La verdadera razón por la que las ciudades gallegas están llenas de soportales
La razón por la que las ciudades gallegas están llenas de soportales, y no es por la lluvia
Es el elemento urbano que define buena parte de Galicia y que durante siglos cambió la manera de vivir las ciudades
Hay elementos urbanos que acaban integrándose tanto en la identidad de un lugar que sus habitantes dejan de percibirlos como algo singular. Sucede con las plazas porticadas de Castilla, los patios andaluces, los canales de ciertas ciudades europeas o las estrechas callejuelas del Mediterráneo. En Galicia ocurre algo similar con los soportales.
Presentes en pueblos y ciudades, forman largos corredores de piedra bajo edificios centenarios, conectan plazas y calles antiguas y permiten recorrer buena parte de los cascos históricos a resguardo de la lluvia. Cada día, miles de personas pasan bajo ellos en ciudades como Santiago de Compostela, Pontevedra, Betanzos, Orense, Lugo o La Coruña sin detenerse demasiado a pensar por qué están ahí.
Los soportales gallegos no nacieron como un simple recurso decorativo ni como un elemento puramente estético. Su origen responde a necesidades muy concretas vinculadas al clima, al comercio y al crecimiento de las ciudades medievales gallegas. Y aunque la lluvia tuvo mucho que ver en su expansión, no explica por sí sola toda su historia.
Una solución urbana de la Edad Media
La mayoría de los soportales históricos de Galicia tienen origen medieval o evolucionaron a partir de estructuras urbanas surgidas entre los siglos XII y XV, en pleno crecimiento de las ciudades gallegas.
Durante esa época, muchos núcleos urbanos gallegos comenzaron a expandirse debido al comercio, las ferias y, en el caso de Santiago de Compostela, al auge del Camino de Santiago. Las calles, estrechas e irregulares, soportaban un intenso tránsito de comerciantes, peregrinos y vecinos, por lo que era necesario aprovechar al máximo el espacio disponible.
Por lo que, aunque hoy suelen asociarse automáticamente a la lluvia, los soportales también tenían una importancia económica y social, ya que, gran parte de la vida sucedía en la calle. Los bajos de las casas acogían talleres artesanales, pequeños comercios, tabernas o almacenes.
En este sentido, los soportales se convirtieron en una solución práctica ya que permitían caminar protegido de la lluvia, mantener abiertos los negocios, instalar talleres artesanales y desarrollar actividad comercial incluso durante los días de mal tiempo.
Por lo tanto, En una tierra donde el clima marcaba buena parte de la vida cotidiana, estos espacios cubiertos no solo respondían a una necesidad funcional, sino que también ayudaron a moldear una forma muy particular de vivir la ciudad en Galicia, más peatonal, más próxima y estrechamente ligada al espacio público.
Bajo los arcos se celebraban conversaciones, intercambios comerciales y tertulias improvisadas. Eran espacios pensados para permanecer, no solo para pasar.

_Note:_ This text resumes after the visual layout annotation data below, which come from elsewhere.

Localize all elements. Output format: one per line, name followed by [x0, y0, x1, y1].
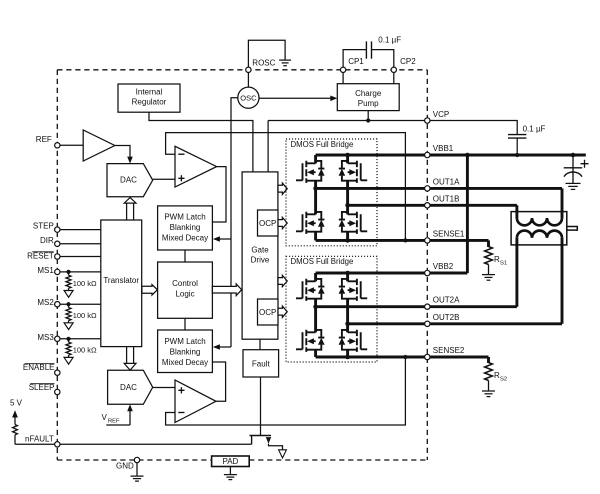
svg-text:PWM Latch: PWM Latch [164, 212, 205, 221]
svg-text:PAD: PAD [222, 457, 238, 466]
svg-text:REF: REF [36, 135, 52, 144]
svg-text:REF: REF [108, 418, 120, 424]
svg-text:SLEEP: SLEEP [29, 383, 55, 392]
svg-text:Translator: Translator [103, 276, 139, 285]
svg-text:OCP: OCP [259, 308, 276, 317]
svg-text:S2: S2 [500, 376, 507, 382]
svg-text:OUT1B: OUT1B [433, 194, 460, 203]
svg-text:MS2: MS2 [37, 298, 54, 307]
svg-text:ENABLE: ENABLE [23, 363, 55, 372]
svg-text:OUT2B: OUT2B [433, 313, 460, 322]
svg-text:Control: Control [172, 279, 198, 288]
svg-text:DMOS Full Bridge: DMOS Full Bridge [291, 257, 354, 266]
svg-text:100 kΩ: 100 kΩ [73, 279, 97, 288]
svg-text:OCP: OCP [259, 219, 276, 228]
svg-text:OSC: OSC [240, 93, 257, 102]
svg-text:Fault: Fault [252, 359, 271, 368]
svg-text:SENSE2: SENSE2 [433, 346, 465, 355]
svg-text:VBB2: VBB2 [433, 262, 454, 271]
svg-text:nFAULT: nFAULT [25, 435, 54, 444]
svg-text:ROSC: ROSC [252, 59, 275, 68]
svg-text:STEP: STEP [33, 222, 54, 231]
svg-text:Blanking: Blanking [170, 223, 201, 232]
svg-text:MS3: MS3 [37, 333, 54, 342]
svg-text:MS1: MS1 [37, 266, 54, 275]
svg-text:RESET: RESET [27, 251, 54, 260]
svg-text:Charge: Charge [355, 89, 382, 98]
svg-text:S1: S1 [500, 260, 507, 266]
svg-text:Logic: Logic [175, 289, 194, 298]
svg-text:VBB1: VBB1 [433, 144, 454, 153]
svg-text:0.1 µF: 0.1 µF [523, 125, 546, 134]
svg-text:VCP: VCP [433, 110, 449, 119]
svg-text:Mixed Decay: Mixed Decay [162, 358, 208, 367]
svg-text:Blanking: Blanking [170, 347, 201, 356]
svg-text:5 V: 5 V [10, 399, 23, 408]
svg-text:DAC: DAC [120, 383, 137, 392]
svg-text:V: V [102, 413, 108, 422]
svg-text:SENSE1: SENSE1 [433, 229, 465, 238]
svg-text:Internal: Internal [136, 87, 163, 96]
svg-text:GND: GND [116, 461, 134, 470]
svg-text:OUT1A: OUT1A [433, 177, 460, 186]
svg-text:CP1: CP1 [348, 57, 364, 66]
svg-text:CP2: CP2 [400, 57, 416, 66]
svg-text:0.1 µF: 0.1 µF [378, 35, 401, 44]
svg-text:Gate: Gate [251, 246, 269, 255]
svg-text:DAC: DAC [120, 176, 137, 185]
svg-text:Pump: Pump [358, 99, 379, 108]
svg-text:100 kΩ: 100 kΩ [73, 311, 97, 320]
svg-text:100 kΩ: 100 kΩ [73, 346, 97, 355]
svg-text:Drive: Drive [251, 256, 270, 265]
svg-text:Mixed Decay: Mixed Decay [162, 233, 208, 242]
svg-text:Regulator: Regulator [132, 97, 167, 106]
svg-text:OUT2A: OUT2A [433, 296, 460, 305]
svg-text:DMOS Full Bridge: DMOS Full Bridge [291, 140, 354, 149]
svg-text:PWM Latch: PWM Latch [164, 337, 205, 346]
svg-text:DIR: DIR [40, 236, 54, 245]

Compostela, la ciudad de los soportales
Aunque los soportales forman parte del paisaje urbano de muchas localidades gallegas, Santiago de Compostela representa probablemente el ejemplo más emblemático. Calles como la del Vilar, la rúa Nova o plazas como Platerías y Cervantes muestran cómo la arquitectura porticada llegó a integrarse completamente en la identidad compostelana.
La ciudad fue creciendo alrededor del flujo constante de peregrinos y comerciantes vinculados al Camino de Santiago, y los soportales ayudaban a garantizar la movilidad y la actividad económica durante todo el año. Todavía hoy permiten recorrer buena parte del casco histórico prácticamente protegido de la lluvia, algo que sigue condicionando la forma de caminar y vivir Compostela.
Sin embargo, uno de los ejemplos más curiosos de la tradición porticada gallega se encuentra en Betanzos. Los soportales de la plaza de García Hermanos fueron conocidos durante décadas como ‘el paseo de invierno’. Allí los vecinos se refugiaban de la lluvia mientras observaban la vida cotidiana de la plaza.
Con el paso de los siglos muchos soportales fueron reformados o modificados, pero nunca desaparecieron del todo porque siguen siendo útiles y marcando la identidad de numerosos cascos históricos de Galicia. Porque más allá de la arquitectura o de la lluvia, los soportales representan una manera concreta de construir ciudad: pensada para caminarse, habitarse y compartirse incluso cuando el tiempo no acompaña.